Facebook Facing Facial Recognition Lawsuits

September 25, 2015

When you upload pictures on Facebook, you may have noticed that Facebook would ask if you would like to tag “Ashley” or “Derek.” Facebook uses facial recognition software that in a few states might be illegal.
Although there is no federal law that specifically regulates facial recognition technology, there are certain states like Illinois and Texas that do. The Illinois’s Biometric Information act makes it unlawful to:  “collect, capture, purchase, receive through trade, or otherwise obtain a person’s or a customer’s biometric identifiers or biometric information, unless it first: (1) informs the subject… in writing that a biometric identifier or biometric information is being collected or stored; (2) informs the subject… in writing of the specific purpose and length of term for which a biometric identifier or biometric information is being collected, stored, and used; and (3) receives a written release executed by the subject of the biometric identifier or biometric information.”
Last April, Carlo Licata brought a class action suit against Facebook for using the facial recognition technology in violation of the above statute.
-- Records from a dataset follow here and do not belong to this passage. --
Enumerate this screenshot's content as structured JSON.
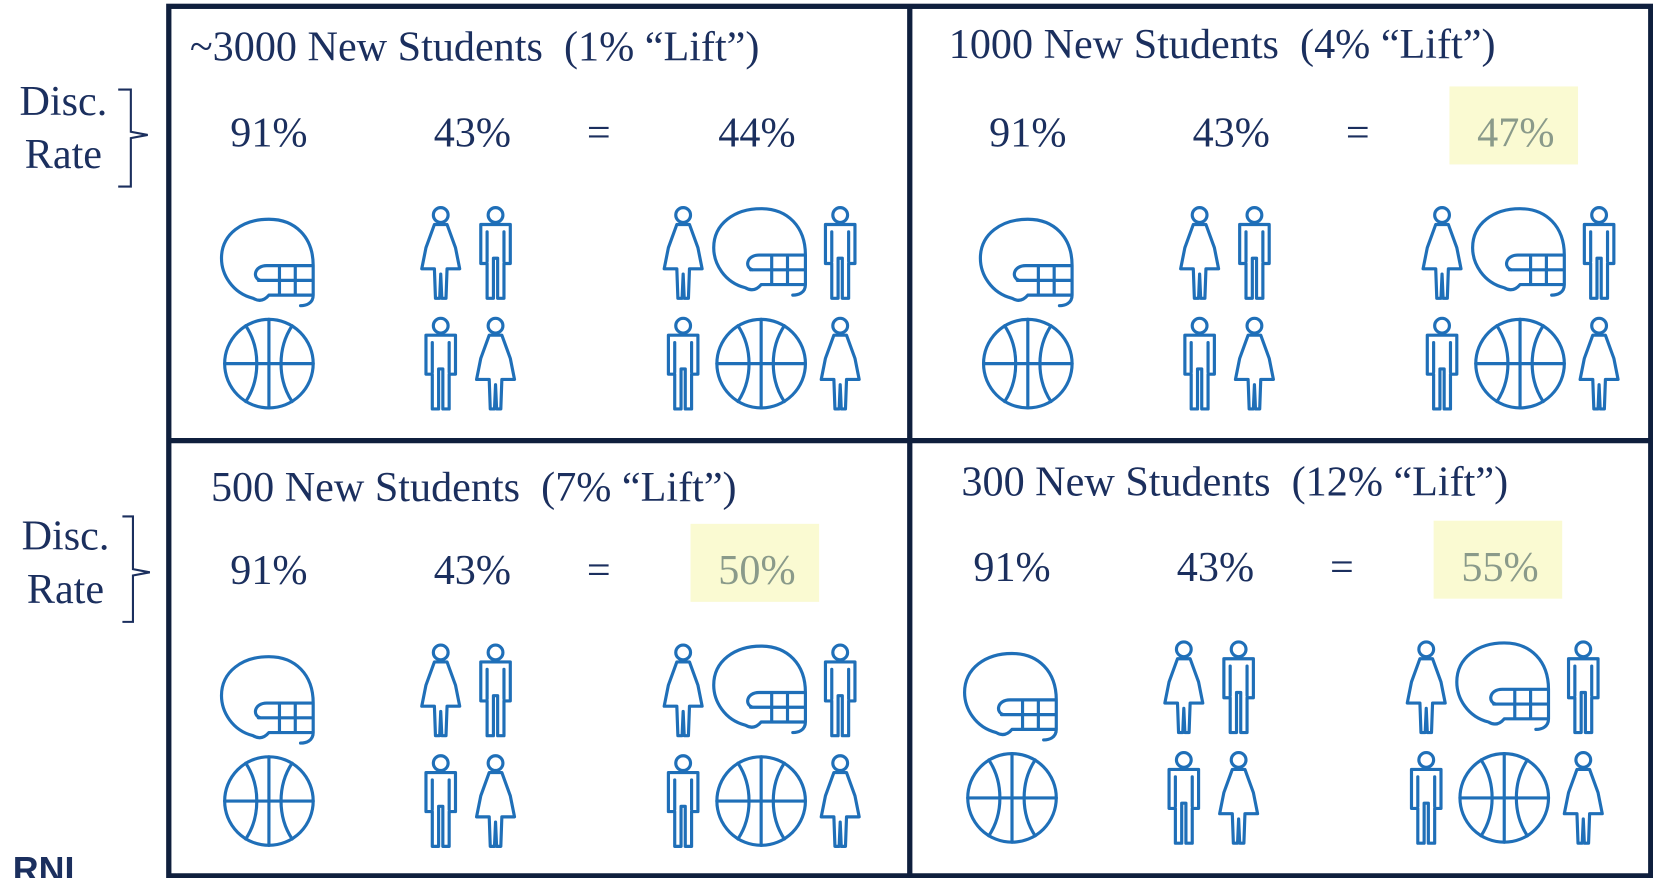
{
  "side_labels": [
    {
      "line1": "Disc.",
      "line2": "Rate"
    },
    {
      "line1": "Disc.",
      "line2": "Rate"
    }
  ],
  "panels": [
    {
      "title": "~3000 New Students  (1% “Lift”)",
      "discount": "91%",
      "retention": "43%",
      "equals": "=",
      "result": "44%",
      "highlight": false
    },
    {
      "title": "1000 New Students  (4% “Lift”)",
      "discount": "91%",
      "retention": "43%",
      "equals": "=",
      "result": "47%",
      "highlight": true
    },
    {
      "title": "500 New Students  (7% “Lift”)",
      "discount": "91%",
      "retention": "43%",
      "equals": "=",
      "result": "50%",
      "highlight": true
    },
    {
      "title": "300 New Students  (12% “Lift”)",
      "discount": "91%",
      "retention": "43%",
      "equals": "=",
      "result": "55%",
      "highlight": true
    }
  ],
  "logo": "RNL"
}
Licata argues that Facebook’s tag feature extracts unique biometric identifiers from user’s pictures that are then stored in a database without informing or obtaining consent from the users. He further argues that Facebook does not even mention the use of this technology in its privacy policy.
The records have shown a complaint has been filed but the case is yet to be tried in court. Facebook says that this case is without merit.
The Federal Trade Commission (FTC) hosted a workshop on December 8, 2011– “Face Facts: A Forum on Facial Recognition Technology” (“Face Facts workshop”) – to explore developments in rapidly evolving field of Facial Recognition technology. FTC staff has synthesized those discussions and comments in order to develop recommended best practices for protecting consumer privacy in this area, while promoting innovation. In the report, the FTC discusses the exact scenario of Facebook’s facial tagging feature. A summary of the recommendations outlined in this report for this scenario are as follows:

  • The social network should ensure data security, both for the images themselves as well as the biometric data derived from the images by making sure all the data is encrypted.
  • The social network should establish and maintain appropriate retention and disposal practices
  • The social network should be transparent with consumers about its data practices regarding the facial recognition feature
  • When the company first begins using this technology, it should provide users with a clear notice, outside a privacy policy, about how the feature works, what data it collects, and how that data will be used because this use is not currently within the context of consumers’ relationship with the social network.
  • Companies should also provide consumers with an easy to find, meaningful choice not to have their biometric data collected and used for facial recognition.
  • Consumers should be able to turn off the feature at any time and delete any biometric data previously collected from their tagged photos.

The serious implications that the FTC is concerned appear to be what happens if there is a breach of data. There is an enormous threat to consumer privacy if this data were to ever be stolen. People are concerned of a world where any random person can take a picture of you on the street and instantaneously know who you are. As Licata’s attorney said,

If you get your credit card or bank account stolen, you can change it. Your face is your face, it can’t be changed. Once it’s out there, it’s out there.

However, the talks and worries did not stop in 2012. Last June, nine civil liberties and consumer advocate groups announced that they were withdrawing from talks with trade associations over how to write guidelines for the fair commercial use of face recognition technology for consumers.  The talks were a part of an initiative by the National Telecommunications & Information Administration, a division of the Commerce Department, but the privacy advocates said that they could not achieve what their perspective was as the minimum rights for consumers.
Frederick William Gullen, Adam Penzen, and Nimesh Patel have brought similar suits this year.  Facebook is not alone in the use of this technology as several other companies are using it as well. There is also a case brought against Shutterfly for its photo-book service. The decision of these cases may have interesting implications on consumer privacy and on countless social media companies that have been using this technology without the user’s consent or knowledge.